Wednesday, August 12, 2015

Foundation Issues

We sat in lawn chairs many evenings at our little apartment, smoking tobacco out of pipes, and talking about the future. 
Those are some of my favorite pastimes. It was in those canvas buckets that he talked me into buying a house, quite the feat.  The idea seemed foreign and expensive and I begrudgingly agreed to start the process.  
Quickly my childhood of modeled hospitality and my enthusiasm for shopping, made finding a house top priority and full of excitement. I slid through pictures and imagined our lives and our friends filling the prospective spaces.
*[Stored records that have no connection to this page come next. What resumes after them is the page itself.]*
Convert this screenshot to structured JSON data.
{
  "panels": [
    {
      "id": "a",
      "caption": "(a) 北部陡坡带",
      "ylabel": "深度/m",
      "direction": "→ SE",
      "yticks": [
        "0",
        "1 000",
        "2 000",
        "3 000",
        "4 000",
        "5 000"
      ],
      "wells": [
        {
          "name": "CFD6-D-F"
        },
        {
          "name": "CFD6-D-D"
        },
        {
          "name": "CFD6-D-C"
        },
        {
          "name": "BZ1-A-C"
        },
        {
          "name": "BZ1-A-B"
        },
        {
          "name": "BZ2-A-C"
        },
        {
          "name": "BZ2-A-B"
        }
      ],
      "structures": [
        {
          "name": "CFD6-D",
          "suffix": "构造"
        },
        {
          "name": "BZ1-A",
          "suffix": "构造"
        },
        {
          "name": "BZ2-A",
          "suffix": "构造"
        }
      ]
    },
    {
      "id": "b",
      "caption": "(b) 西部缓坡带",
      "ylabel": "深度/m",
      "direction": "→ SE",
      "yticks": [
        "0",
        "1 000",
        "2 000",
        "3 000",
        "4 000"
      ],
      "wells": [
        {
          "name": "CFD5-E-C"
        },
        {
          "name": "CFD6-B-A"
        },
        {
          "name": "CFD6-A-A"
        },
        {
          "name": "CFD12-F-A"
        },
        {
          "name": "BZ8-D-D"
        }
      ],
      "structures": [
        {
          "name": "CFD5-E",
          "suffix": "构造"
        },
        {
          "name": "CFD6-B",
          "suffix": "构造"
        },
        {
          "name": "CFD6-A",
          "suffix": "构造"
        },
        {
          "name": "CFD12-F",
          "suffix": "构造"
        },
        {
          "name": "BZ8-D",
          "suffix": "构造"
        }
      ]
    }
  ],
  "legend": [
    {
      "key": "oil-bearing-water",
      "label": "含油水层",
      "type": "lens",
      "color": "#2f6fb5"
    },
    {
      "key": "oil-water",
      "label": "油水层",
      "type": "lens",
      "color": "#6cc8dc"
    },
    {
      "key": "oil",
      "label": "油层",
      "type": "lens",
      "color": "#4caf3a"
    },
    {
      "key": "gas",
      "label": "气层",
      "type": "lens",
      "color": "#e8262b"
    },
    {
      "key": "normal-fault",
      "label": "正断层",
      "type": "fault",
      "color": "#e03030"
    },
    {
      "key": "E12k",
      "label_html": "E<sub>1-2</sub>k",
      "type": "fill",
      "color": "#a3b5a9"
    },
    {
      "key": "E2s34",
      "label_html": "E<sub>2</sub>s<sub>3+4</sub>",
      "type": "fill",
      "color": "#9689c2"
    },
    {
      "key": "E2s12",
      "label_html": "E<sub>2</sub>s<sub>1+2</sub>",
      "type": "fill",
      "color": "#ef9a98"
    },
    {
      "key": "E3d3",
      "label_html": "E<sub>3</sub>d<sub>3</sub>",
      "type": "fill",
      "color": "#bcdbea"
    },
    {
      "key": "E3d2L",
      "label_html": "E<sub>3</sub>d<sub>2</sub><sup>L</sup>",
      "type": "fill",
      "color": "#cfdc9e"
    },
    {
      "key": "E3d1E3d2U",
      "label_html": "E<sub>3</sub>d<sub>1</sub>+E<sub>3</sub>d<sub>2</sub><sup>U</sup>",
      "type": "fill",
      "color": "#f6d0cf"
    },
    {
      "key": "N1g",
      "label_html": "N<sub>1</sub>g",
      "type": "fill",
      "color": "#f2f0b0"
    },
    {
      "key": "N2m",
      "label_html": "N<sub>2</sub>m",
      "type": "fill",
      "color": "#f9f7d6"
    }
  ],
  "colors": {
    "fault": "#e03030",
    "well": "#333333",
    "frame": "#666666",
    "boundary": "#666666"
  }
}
When we finally found our little home, we walked up to a front door painted turquoise as if to say "yeah... You belong here". We walked the "track" inevitably composed by the layout and I could see Christmas parties, intimate gatherings of soul friends and children growing up. 

















We found, bid, and closed within a week, a few months earlier than our original timeline, but confident we were home and prayed it would be a place of love, laughter, safety, and ministry. 
Since nesting a year and a half ago, we have hosted graduation parties, birthday celebrations, bridal and baby showers, interventions, Bible studies, countless meals, slumber parties, and one sweet girl who made who claims it as home. 
I’ve lost track of meals made, dishes washed, sheets swapped out, tears cried, and belly laughs.  
In that time, we have also experienced flooding, busted pipes, doors not shutting, doors not opening, leaky roofs, broken tiles, and, most recently, an estimated $6900 in foundation repair. 
Three cheers for homeownership! 
As we set out to apply for our first big adult loan to repair the cracked and insufficient foundation of this house, I rest in the soul filling knowledge that the foundation of our home is not solely built on unreliable slabs of rock, but on the ministry of the Gospel of Jesus Christ.  
Though imperfection runs rampant inside these walls, his grace abounds more and more.  He provides us money every month to make mortgage payments and buy food and drinks to enjoy and entertain. He heals the one dissolving into tears on the living room floor, paralyzed by life and circumstance.  He gives us a refuge and allows it to become that for others.  He gifts moments of honesty and reconciliation. He has brought us from reclining in lawn chairs imagining future things to a home that presently meets all of our needs and more because of his glorious grace.
As a bitterly scratch out the first check towards this foundation loan, I hope to recall the moments of fullness and ministry and know that it’s worth every number.